…but only in theory?
I’m wondering if rather than being tried and found wanting, Keynesianism hasn’t been found impossible and left untried. Whether the amount of stimulus needed to jolt the economy back to trend isn’t simply too large to pass political muster. It’s hard to see a situation short of total war where that kind of money could be authorized or spent in the requisite period of time.
That’s why Krugman wants the space-alien invasion. Works, but only in theory, is how Marxism works, too.
At the end of the day, the problem is that the Stimulus was spent on non productive activities that have no positive long term benefit to the economy. Solar panels for high schools, 50,000 new government employees, investments in manufacturing that can’t compete with China, high speed rail an idea of two centuries ago, none of these actually stimulate the economy.
This is vastly different than the WWII spending, which was to build military hardware that allowed private investment and sometimes direct government investment to open mines, build factories, build tens of thousands of airplanes, millions of vehicles, trillions of bullets….
After our victory in the ware those same factories, mines, and infrastructure helped to rebuild the rest of the world’s shattered industrial infrastructure.
The stimulus would have had a net positive effect had it been invested in truly new technology for energy (a manhattan project to finally fund fusion the way it should be funded, space infrastructure development the way it should be funded, a vast upgrade of our national electrical and internet infrastructure. These things would have truly stimulated the economy because they would lead to further economic activity. We pissed a trillion dollars down a rat hole with the Obama stimulus and Paul Krugman is an idiot who deserves to be teaching math to seven year olds.

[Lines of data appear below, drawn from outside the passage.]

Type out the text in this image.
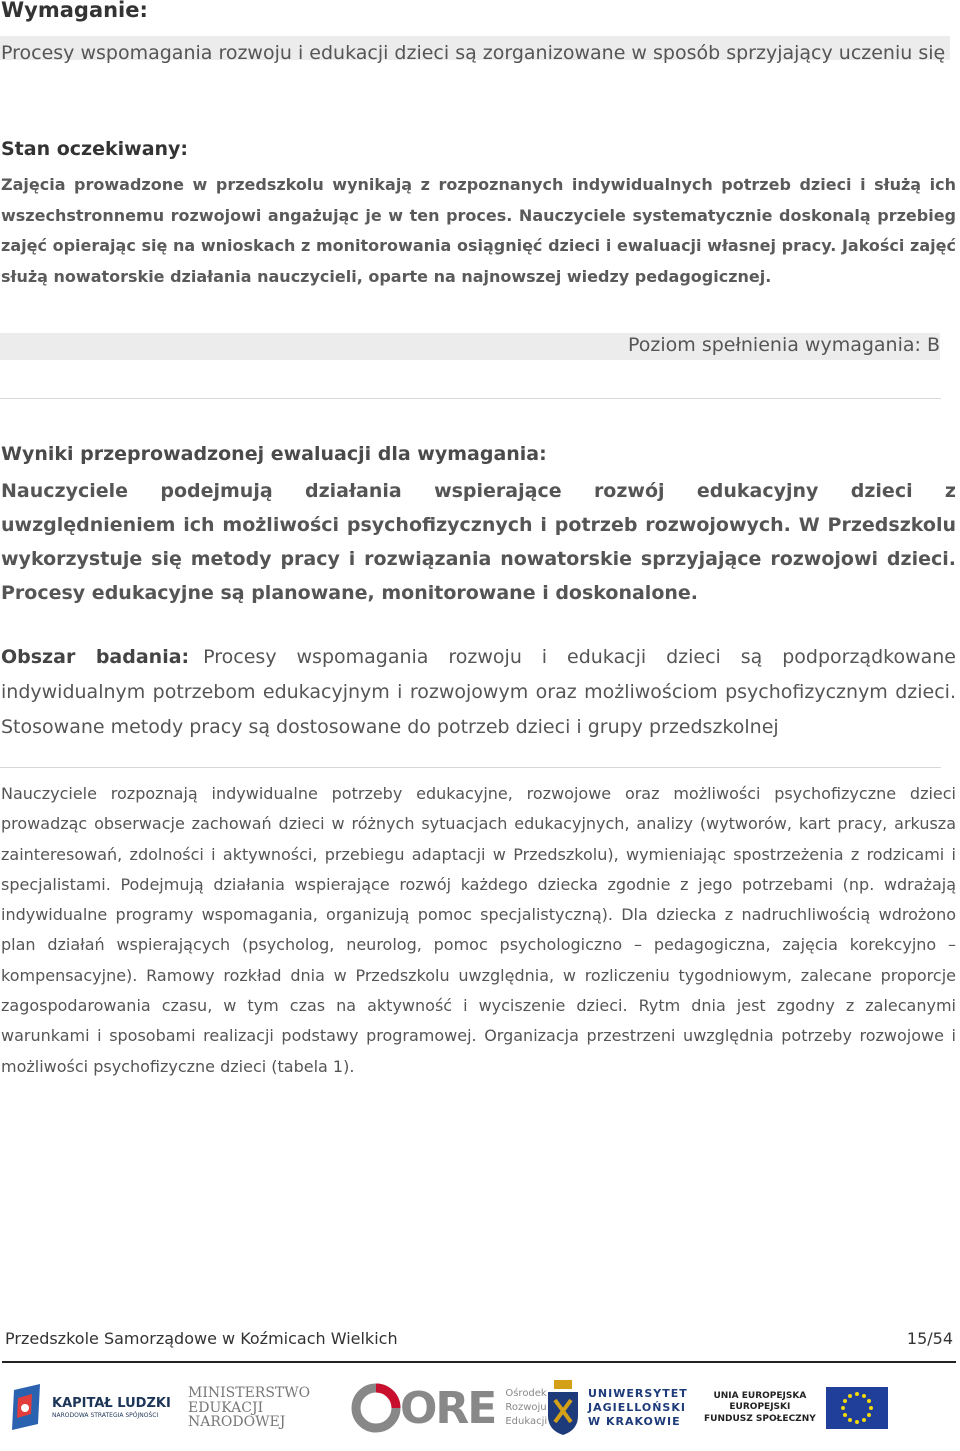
Wymaganie:
Procesy wspomagania rozwoju i edukacji dzieci są zorganizowane w sposób sprzyjający uczeniu się
Stan oczekiwany:
Zajęcia prowadzone w przedszkolu wynikają z rozpoznanych indywidualnych potrzeb dzieci i służą ich wszechstronnemu rozwojowi angażując je w ten proces. Nauczyciele systematycznie doskonalą przebieg zajęć opierając się na wnioskach z monitorowania osiągnięć dzieci i ewaluacji własnej pracy. Jakości zajęć służą nowatorskie działania nauczycieli, oparte na najnowszej wiedzy pedagogicznej.
Poziom spełnienia wymagania: B
Wyniki przeprowadzonej ewaluacji dla wymagania:
Nauczyciele podejmują działania wspierające rozwój edukacyjny dzieci z uwzględnieniem ich możliwości psychofizycznych i potrzeb rozwojowych. W Przedszkolu wykorzystuje się metody pracy i rozwiązania nowatorskie sprzyjające rozwojowi dzieci. Procesy edukacyjne są planowane, monitorowane i doskonalone.
Obszar badania: Procesy wspomagania rozwoju i edukacji dzieci są podporządkowane indywidualnym potrzebom edukacyjnym i rozwojowym oraz możliwościom psychofizycznym dzieci. Stosowane metody pracy są dostosowane do potrzeb dzieci i grupy przedszkolnej
Nauczyciele rozpoznają indywidualne potrzeby edukacyjne, rozwojowe oraz możliwości psychofizyczne dzieci prowadząc obserwacje zachowań dzieci w różnych sytuacjach edukacyjnych, analizy (wytworów, kart pracy, arkusza zainteresowań, zdolności i aktywności, przebiegu adaptacji w Przedszkolu), wymieniając spostrzeżenia z rodzicami i specjalistami. Podejmują działania wspierające rozwój każdego dziecka zgodnie z jego potrzebami (np. wdrażają indywidualne programy wspomagania, organizują pomoc specjalistyczną). Dla dziecka z nadruchliwością wdrożono plan działań wspierających (psycholog, neurolog, pomoc psychologiczno – pedagogiczna, zajęcia korekcyjno – kompensacyjne). Ramowy rozkład dnia w Przedszkolu uwzględnia, w rozliczeniu tygodniowym, zalecane proporcje zagospodarowania czasu, w tym czas na aktywność i wyciszenie dzieci. Rytm dnia jest zgodny z zalecanymi warunkami i sposobami realizacji podstawy programowej. Organizacja przestrzeni uwzględnia potrzeby rozwojowe i możliwości psychofizyczne dzieci (tabela 1).
Przedszkole Samorządowe w Koźmicach Wielkich	15/54
KAPITAŁ LUDZKI
NARODOWA STRATEGIA SPÓJNOŚCI
MINISTERSTWO
EDUKACJI
NARODOWEJ	ORE Ośrodek
Rozwoju
Edukacji
UNIWERSYTET
JAGIELLOŃSKI
W KRAKOWIE
UNIA EUROPEJSKA
EUROPEJSKI
FUNDUSZ SPOŁECZNY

I think it was even worse than that, Dennis. A great deal of the money was given to states so they could maintain their bloated public sector payroll for another year. While lip service was given to infrastructure, there were protests by the usual suspects that infrastructure spending would go to too many men (especially evil white men) instead of women.
People often bring up the Manhattan Project or the Apollo program when they advocate government involvement in developing new architecture. However, neither of those programs, while ultimately successful in meeting their short term goals, are examples of sustainable projects. In both cases, money was spent hand over fist to meet the objective. The unofficial motto during Apollo was to “waste anything but time.” The result was that shortly after the goal was met, the program was closed and the equipment trashed.
What often is called stimulus is really just payoffs to political constituencies and cronies, who in turn can be counted on to donate generously to future campaigns and to take care of the politicians after they leave “public service.” I do believe that government spending has a multiplier effect. Unfortunately, it is less than 1.
The other point is that Keynsianism is impossible to implement because it requires less government spending during boom times. Had the putative Keynsians actually done that, and eliminated the national debt, they could have borrowed much vaster sums for the stimulus. That it worked out this way demonstrates that even on its own terms, by its own proponents, Keynsianism is not a policy that works in the real world.
How many times does Keynesian spending using BORROWED money have to fail before people admit it does not work?
Or is spending other people’s money so much fun that liberal government just can’t help itself?